A grant from The Fore helped get this social enterprise off the ground
The moment The Fore awarded Mindsum its very first grant was the moment the Manchester-based mental health social enterprise began the leap from idea to reality.
That unrestricted grant was enough to fund the development of what is today a brilliantly designed website and mobile app, using technology to provide services for the mental healthcare of children and young people. But the funding wasn’t the only support The Fore offered. All its grants are accompanied by access to pro bono support from professionals who can offer guidance in a range of specialties. One of these volunteers, from McKinsey, conducted a thorough competitive analysis that helped shape Mindsum’s strategic roadmap. “The access to skilled volunteers is very valuable,” says Fareed Baloch, Mindsum’s founder and CEO, “but most importantly, The Fore gave us psychological confidence and inspiration.”
Mindsum exists to make sure no child with a mental health condition is left unsupported. It believes everyone should have access to quality mental healthcare, irrespective of race, gender, location, or income. It is Fareed’s brainchild—and the subject is very personal for him. He was only 11 when his mother died from cancer in their small village in Pakistan, and her loss scarred his adolescence.
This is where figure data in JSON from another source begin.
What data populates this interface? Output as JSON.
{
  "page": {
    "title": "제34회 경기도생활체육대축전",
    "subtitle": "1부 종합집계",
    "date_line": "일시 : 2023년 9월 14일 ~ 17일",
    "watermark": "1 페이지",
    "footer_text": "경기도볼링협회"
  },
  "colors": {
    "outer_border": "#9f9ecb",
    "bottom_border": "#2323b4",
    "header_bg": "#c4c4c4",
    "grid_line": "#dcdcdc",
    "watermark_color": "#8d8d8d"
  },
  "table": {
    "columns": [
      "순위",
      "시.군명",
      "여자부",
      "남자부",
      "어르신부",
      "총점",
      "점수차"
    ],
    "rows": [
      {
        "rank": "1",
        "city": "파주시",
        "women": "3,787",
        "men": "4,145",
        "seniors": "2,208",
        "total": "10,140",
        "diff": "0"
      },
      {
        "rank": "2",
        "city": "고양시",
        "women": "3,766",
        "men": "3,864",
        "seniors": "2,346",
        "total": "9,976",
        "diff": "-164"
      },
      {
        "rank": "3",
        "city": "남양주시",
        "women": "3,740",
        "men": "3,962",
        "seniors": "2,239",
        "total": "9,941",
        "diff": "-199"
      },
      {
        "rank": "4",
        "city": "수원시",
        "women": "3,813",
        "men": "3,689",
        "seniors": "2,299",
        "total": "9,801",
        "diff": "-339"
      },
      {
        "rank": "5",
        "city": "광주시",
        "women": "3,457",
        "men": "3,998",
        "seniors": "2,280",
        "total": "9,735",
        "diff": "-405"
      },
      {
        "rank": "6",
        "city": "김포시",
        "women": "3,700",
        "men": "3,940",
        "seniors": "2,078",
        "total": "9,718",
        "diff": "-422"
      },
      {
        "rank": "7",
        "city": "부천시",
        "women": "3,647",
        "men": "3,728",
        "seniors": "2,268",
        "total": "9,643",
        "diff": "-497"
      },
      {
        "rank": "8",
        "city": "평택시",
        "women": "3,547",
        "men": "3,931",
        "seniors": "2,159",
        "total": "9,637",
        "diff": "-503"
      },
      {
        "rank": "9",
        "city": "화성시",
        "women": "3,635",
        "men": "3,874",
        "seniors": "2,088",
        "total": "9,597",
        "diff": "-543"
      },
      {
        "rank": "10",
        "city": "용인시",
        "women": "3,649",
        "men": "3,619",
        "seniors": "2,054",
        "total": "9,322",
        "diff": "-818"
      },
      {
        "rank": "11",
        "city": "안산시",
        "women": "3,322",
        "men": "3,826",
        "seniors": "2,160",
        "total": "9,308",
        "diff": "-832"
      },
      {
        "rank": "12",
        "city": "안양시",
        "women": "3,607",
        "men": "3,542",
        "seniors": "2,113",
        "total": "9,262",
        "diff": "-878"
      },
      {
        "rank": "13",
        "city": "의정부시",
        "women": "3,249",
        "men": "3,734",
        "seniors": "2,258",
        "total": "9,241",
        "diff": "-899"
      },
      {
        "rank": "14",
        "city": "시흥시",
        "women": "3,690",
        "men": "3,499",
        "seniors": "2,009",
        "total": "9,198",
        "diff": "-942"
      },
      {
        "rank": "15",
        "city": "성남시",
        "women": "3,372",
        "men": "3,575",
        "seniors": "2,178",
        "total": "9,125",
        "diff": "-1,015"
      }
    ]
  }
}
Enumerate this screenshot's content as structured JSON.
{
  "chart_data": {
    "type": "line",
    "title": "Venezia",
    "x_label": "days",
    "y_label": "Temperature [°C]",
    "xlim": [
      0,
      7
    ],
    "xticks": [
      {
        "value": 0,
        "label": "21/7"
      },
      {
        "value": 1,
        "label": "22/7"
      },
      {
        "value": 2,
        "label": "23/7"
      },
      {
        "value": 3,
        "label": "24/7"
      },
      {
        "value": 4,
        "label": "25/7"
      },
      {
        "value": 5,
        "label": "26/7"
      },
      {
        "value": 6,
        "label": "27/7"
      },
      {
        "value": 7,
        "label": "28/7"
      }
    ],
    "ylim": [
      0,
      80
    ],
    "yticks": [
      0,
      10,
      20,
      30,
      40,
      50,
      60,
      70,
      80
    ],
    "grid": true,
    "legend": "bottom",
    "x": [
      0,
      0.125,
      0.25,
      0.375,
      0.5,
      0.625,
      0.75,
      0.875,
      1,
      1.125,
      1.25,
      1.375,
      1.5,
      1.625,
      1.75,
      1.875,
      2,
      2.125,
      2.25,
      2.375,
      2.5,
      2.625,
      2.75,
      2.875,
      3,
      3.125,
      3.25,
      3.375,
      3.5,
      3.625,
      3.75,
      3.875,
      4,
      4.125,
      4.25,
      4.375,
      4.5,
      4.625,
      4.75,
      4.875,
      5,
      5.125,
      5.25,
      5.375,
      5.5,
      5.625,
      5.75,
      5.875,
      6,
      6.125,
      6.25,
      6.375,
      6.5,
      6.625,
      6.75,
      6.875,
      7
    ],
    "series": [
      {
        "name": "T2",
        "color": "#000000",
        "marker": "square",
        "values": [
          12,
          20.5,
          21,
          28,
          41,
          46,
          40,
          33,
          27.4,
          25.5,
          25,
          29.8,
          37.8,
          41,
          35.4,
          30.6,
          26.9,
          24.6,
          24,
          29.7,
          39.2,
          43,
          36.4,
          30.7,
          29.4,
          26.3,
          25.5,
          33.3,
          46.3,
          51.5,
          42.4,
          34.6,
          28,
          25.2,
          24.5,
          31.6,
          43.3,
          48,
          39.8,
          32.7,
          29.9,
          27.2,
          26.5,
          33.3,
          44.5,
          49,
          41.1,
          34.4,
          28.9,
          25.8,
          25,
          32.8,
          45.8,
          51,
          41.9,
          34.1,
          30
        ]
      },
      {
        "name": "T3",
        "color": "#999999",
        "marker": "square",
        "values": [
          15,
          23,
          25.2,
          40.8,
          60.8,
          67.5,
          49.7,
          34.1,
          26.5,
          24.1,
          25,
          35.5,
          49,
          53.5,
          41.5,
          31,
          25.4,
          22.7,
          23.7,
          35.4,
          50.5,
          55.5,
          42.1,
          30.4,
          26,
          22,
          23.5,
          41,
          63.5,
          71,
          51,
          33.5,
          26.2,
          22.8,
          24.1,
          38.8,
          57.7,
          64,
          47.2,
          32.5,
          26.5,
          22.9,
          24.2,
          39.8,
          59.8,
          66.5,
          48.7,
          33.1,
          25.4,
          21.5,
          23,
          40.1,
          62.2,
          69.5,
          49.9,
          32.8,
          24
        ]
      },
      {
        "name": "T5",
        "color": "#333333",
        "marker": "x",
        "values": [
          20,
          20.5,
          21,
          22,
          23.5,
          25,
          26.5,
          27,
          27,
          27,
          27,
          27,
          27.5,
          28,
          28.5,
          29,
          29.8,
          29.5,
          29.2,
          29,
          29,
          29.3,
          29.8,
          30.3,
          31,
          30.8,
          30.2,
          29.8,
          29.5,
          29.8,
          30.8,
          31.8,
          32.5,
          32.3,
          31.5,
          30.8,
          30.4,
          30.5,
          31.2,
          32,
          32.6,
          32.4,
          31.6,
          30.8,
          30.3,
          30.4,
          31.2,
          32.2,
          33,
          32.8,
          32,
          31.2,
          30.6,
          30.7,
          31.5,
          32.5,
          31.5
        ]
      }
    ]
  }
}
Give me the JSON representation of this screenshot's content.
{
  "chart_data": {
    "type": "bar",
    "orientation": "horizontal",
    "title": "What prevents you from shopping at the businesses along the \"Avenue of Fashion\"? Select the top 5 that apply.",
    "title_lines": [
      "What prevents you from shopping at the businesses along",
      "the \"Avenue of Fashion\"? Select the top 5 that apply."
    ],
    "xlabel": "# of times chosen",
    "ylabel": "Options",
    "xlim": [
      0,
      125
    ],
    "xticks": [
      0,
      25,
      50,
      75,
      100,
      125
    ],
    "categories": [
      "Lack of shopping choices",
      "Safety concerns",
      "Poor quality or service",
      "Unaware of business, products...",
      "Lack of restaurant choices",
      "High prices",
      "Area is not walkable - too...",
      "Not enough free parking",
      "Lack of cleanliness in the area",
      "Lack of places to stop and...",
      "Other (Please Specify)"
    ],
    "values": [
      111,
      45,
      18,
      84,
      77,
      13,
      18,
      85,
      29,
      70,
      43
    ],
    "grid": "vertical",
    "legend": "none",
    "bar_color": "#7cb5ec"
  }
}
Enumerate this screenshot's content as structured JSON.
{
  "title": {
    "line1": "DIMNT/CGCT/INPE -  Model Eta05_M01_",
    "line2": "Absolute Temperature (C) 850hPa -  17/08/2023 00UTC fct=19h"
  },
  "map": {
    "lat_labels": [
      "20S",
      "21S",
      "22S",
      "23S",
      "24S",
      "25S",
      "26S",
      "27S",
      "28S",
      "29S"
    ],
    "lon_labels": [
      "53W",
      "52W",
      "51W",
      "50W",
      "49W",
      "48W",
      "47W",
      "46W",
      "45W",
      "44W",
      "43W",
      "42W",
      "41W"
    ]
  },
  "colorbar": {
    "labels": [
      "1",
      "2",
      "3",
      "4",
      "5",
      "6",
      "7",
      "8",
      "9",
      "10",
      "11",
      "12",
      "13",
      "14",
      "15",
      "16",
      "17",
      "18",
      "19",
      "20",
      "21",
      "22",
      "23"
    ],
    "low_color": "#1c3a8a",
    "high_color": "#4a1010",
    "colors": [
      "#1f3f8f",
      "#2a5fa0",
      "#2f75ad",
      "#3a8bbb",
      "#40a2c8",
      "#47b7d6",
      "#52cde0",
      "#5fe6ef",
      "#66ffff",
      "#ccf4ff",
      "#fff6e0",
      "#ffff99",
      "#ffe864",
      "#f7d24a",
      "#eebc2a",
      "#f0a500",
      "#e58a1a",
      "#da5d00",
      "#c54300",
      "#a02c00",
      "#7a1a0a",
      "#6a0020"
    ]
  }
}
Then, in 2018, his young son was diagnosed with autism, and he and his wife encountered a bewildering morass of conflicting, often vague information, and advice.
An engineer by training, Fareed left an airline industry management job when he moved to England in 2008 and began his new life as a serial entrepreneur. He promptly started a digital branding firm and a digital taxi dispatch system, which are both ongoing concerns. When his son was diagnosed, he realised that there was clearly a need for high-quality, curated information, peer support, active interventions, and family training—ideally available to anyone, regardless of income—and that his skillset and experience had prepared him to create that service.
With two startups already under his belt, venture capital funding was a world Fareed had come to understand. Finding grant money from the government or foundations, however, was another matter. As he was already juggling two ventures, the typical tediously long and complicated grant application required by most funders was not just discouraging, it was virtually insurmountable for him. Then he heard about The Fore.
The Fore’s grant-making process was different: a three-page summary to apply, focused on the compelling nature of the idea and transformative potential of the grant. “This way is more modern and agile, and it’s really well-designed to understand the impact an organisation could have on people’s lives,” Fareed says. After his proposal made The Fore’s short list for consideration, an experienced consultant grantee assessor worked with him throughout the due diligence process. The assessor then prepared a one-page report to present to the grant-making panel. In 2021, The Fore awarded Mindsum £15,000 in unrestricted grant money.
That sum has led to a promising debut. In just three months after the February 2022 official launch, Mindsum had signed up more than 100 therapists to its online directory, and more than 1,600 families and youngsters consulted its platform for information, education, and guidance. Fareed is currently working with a group of academic experts in natural language processing, a form of artificial intelligence, to find funding to develop a chat-bot tool that uses sentiment analysis to enhance the therapeutic process.
However, like many of the smallest nonprofits and social enterprises, the enterprise—which still only consists of the founder, five part-time staffers, seven volunteers, and a pro bono board of advisors—must constantly pursue additional grants in addition to continuing to operate and grow their service. But having secured a foothold thanks to The Fore, Mindsum is on its way to giving young people and their families a brighter future.